For your situation, not sure why the 300A breaker has more delay than the main - usually the main has more delay to allow the branch breaker to trip first. Also, do all the other feeder breakers have ground fault sensors?

But those harmonics do sound really high. In particular 5,7 and 11. According to this Siemens paper, three phase bridge rectifiers have harmonics at those particular frequencies. Not sure if this paper would be any help, but I think i would be trying to narrow down where those harmonics are coming from.

 
The only time I've seen a large breaker tripping randomly on ground fault, one of the feeder conductors had a gouge in the insulation. Replaced the conductor and never had another problem.

For your situation, not sure why the 300A breaker has more delay than the main - usually the main has more delay to allow the branch breaker to trip first. Also, do all the other feeder breakers have ground fault sensors?

But those harmonics do sound really high. In particular 5,7 and 11. According to this Siemens paper, three phase bridge rectifiers have harmonics at those particular frequencies. Not sure if this paper would be any help, but I think i would be trying to narrow down where those harmonics are coming from.


Thanks!
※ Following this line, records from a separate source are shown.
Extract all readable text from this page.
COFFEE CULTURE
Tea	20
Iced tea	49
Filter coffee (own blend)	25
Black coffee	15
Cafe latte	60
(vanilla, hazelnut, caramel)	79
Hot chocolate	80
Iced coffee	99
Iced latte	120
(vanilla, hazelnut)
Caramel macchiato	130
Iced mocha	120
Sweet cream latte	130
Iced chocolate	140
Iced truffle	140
Yeah all AC-DC machines (rectifiers) have bad 5 and 7th harmonics, so i am assuming the cause is a VFDs or power supplies or both. But for this size load what solutions do i have? I would like to give a solution tomorrow in our meeting and all i have is a big Capacitor-Reactor filter. I was wondering if there was newer tech out there to solve this issue. I think this equipment was built using cheap Chinese VFDs that are causing this problem and replacing those is a solution but i don't think we are going to go for that one.

I think they jacked up the current to 1200A to stop it from tripping so much. There isn't a ground fault on the system or we would know.... 1200A makes a bit of a spark. I'll get the coordination back in line once we solve the harmonic problem.